Jónatan cavila y siempre que piensa en alguna mujer, recuerda a Sulay. Jamás olvidará su cara.
“Las mujeres de estos pueblos abandonados se deslumbran con los jóvenes que les coquetean cuando pasan armados recorriendo los caseríos. Ellos siempre buscan la manera de acercarse y hacerles propuestas y ellas ni lo piensan. Casi siempre se van la misma noche que les hacen alguna promesa, cualquiera que ella sea, y creo que las diferentes propuestas no importan. Así como los jóvenes se deslumbran con las armas por el poder que ellas otorgan, del mismo modo las mujeres se enamoran de los hombres que las llevan. De eso nos alegramos y cuando una mujer llega al campamento hacemos fiesta y todos queremos conocerla, ¿quién no?, y los jefes siempre les tienen consideraciones especiales; claro, ellos ni cortos ni perezosos las disfrutan primero.
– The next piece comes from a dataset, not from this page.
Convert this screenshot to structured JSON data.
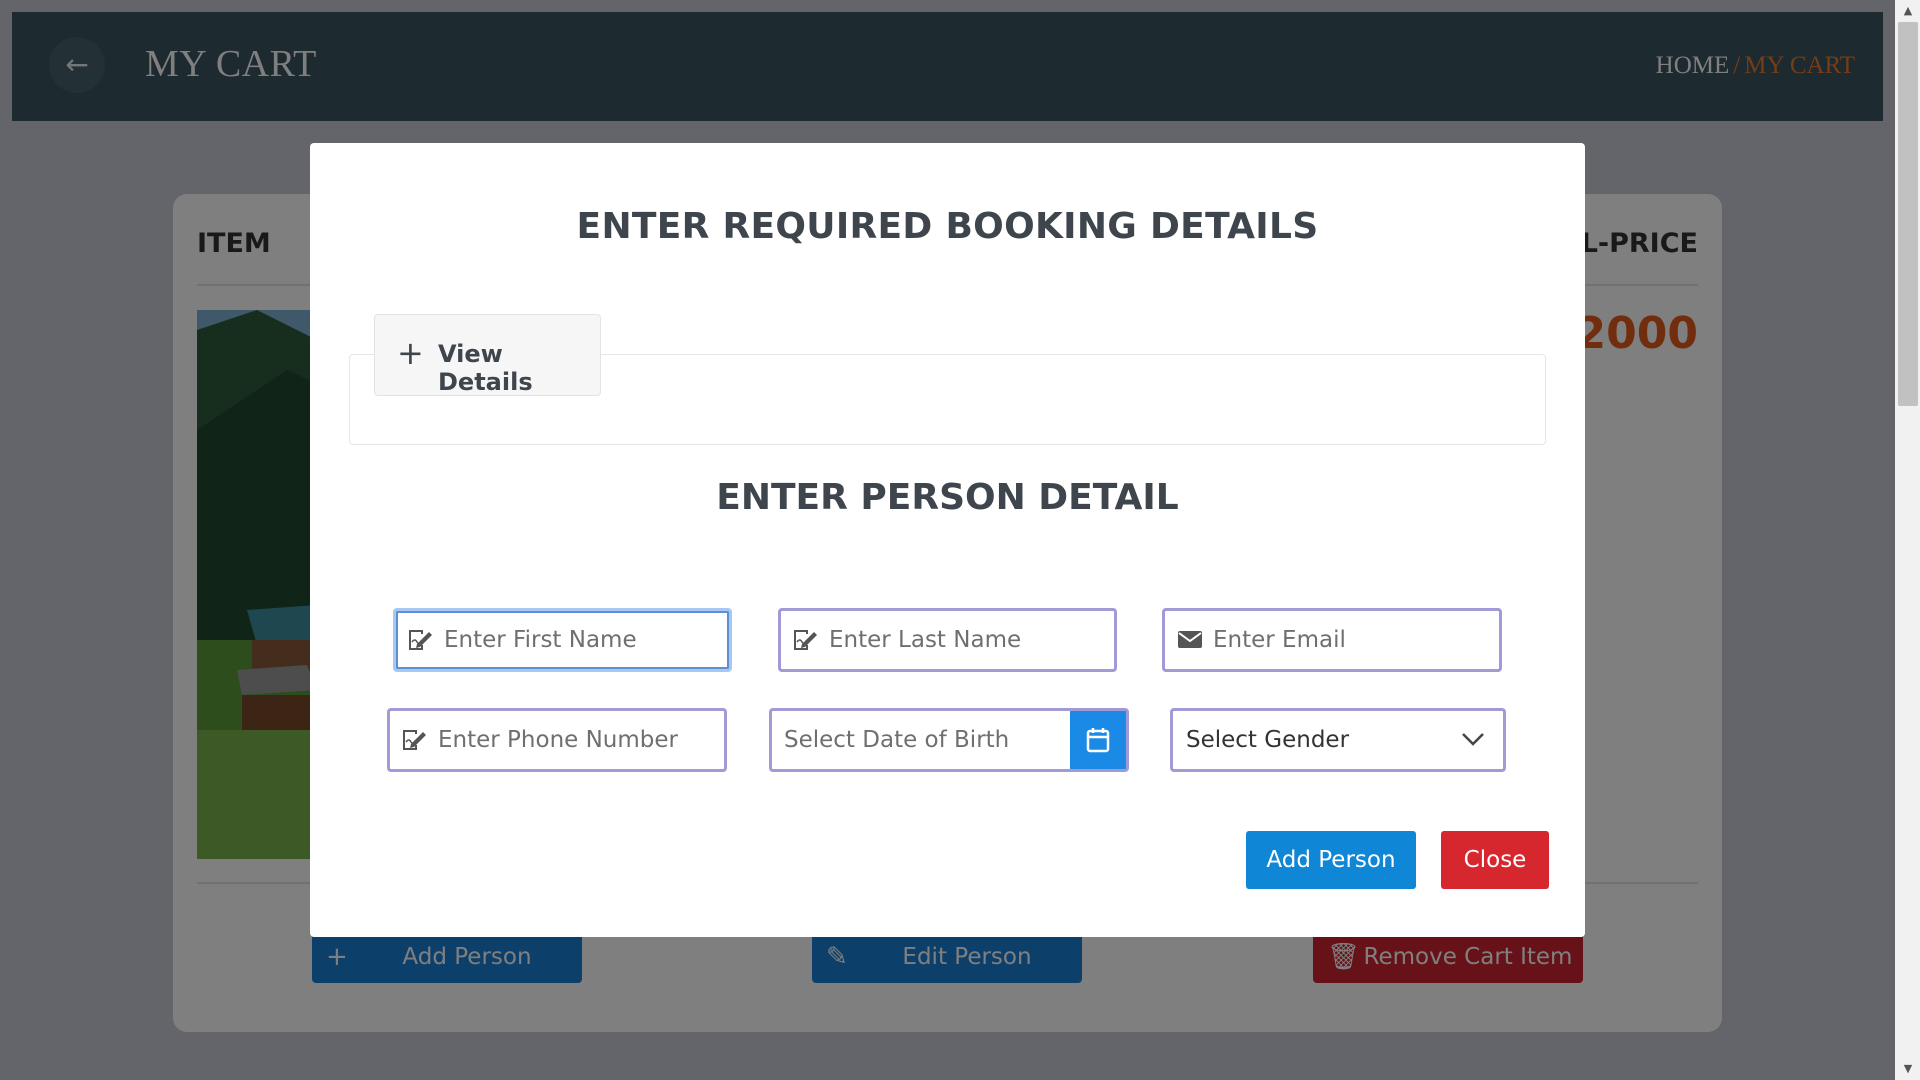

“Para lograr quedar en embarazo y tener posibilidades de que le permitieran tener a su bebé, Astrid esperó a que uno de los comandantes le hiciera propuestas. Eso ocurría cada rato con las más afortunadas. Se cuidó de no aparecer enamorada de nadie y dejó de tener sexo furtivo con los compañeros. Ellas se pueden negar a esos encuentros esporádicos y a las quisquillosas se les va cogiendo ojeriza y eso trae sus desventajas en medio de tantas situaciones adversas. Esa es una de las particularidades con las mujeres; una vez pasan por las manos de los jefes, especialmente con los guerrilleros que no tienen mujer, deben prestar un servicio obligatorio. Aquí lo llamamos ‘servicio sexual obligatorio’, como los médicos con el año rural.
“Nosotros hacemos la solicitud ante Calixto, él es el encargado de distribuir los condones y de vez en cuando nos avisan, casi siempre de manera intempestiva, que esa noche tendremos mujer. Si no hay condones disponibles lo inducen a uno a que se eyacule afuera y se lo dicen de una manera perentoria; como quien dice, lo hacen responsable de la posibilidad de un embarazo. Uno tiene entonces tiempo de organizarse bien, bañarse y tener ropa interior limpia. Y en la hamaca, cuando la gente se está durmiendo, aparece una de ellas, cualquiera de las disponibles. Casi siempre es un encuentro rápido, solo de sexo, aunque si uno le gusta a la vieja, ella se queda ahí la noche entera y hasta lo puede hacer dos o tres veces. En ocasiones, de esos encuentros, han nacido noviazgos clandestinos, que uno disfruta como un adolescente, le toca pensar travesuras, jugar a las escondidas y corretear con ella por entre los matorrales.
“Cuando el día señalado por el destino llegó, el comandante que esperaba a Astrid resultó de otro frente. Era nada menos que Chorro de Humo. Lo llamaban de ese modo por ser negro como el carbón y porque se perdía de vista sin dejar rastro. De noche uno sentía cuando llegaba al percibir el olor a humo, cosa que él justificaba al comentar que le gustaba soplar el fogón en la cocina. Los nuevos compañeros arribaron un amanecer para hacer un intercambio de prisioneros, lo que es común para evitar que se vayan creando ciertas amistades que se tornan peligrosas. Hay secuestrados con mucho liderazgo y a esos hay que aislarlos o se hacen amigos de un guerrillero y se traman fugas o se buscan privilegios. Casos se han visto de guerrilleras que se enamoran de soldados y se escapan con ellos, como Nadia, una niña que huyó con un soldado por los lados del río Jiguamiandó en el Urabá chocoano. En esta historia, Chorro de Humo, como buena pinta que era, entró tumbando.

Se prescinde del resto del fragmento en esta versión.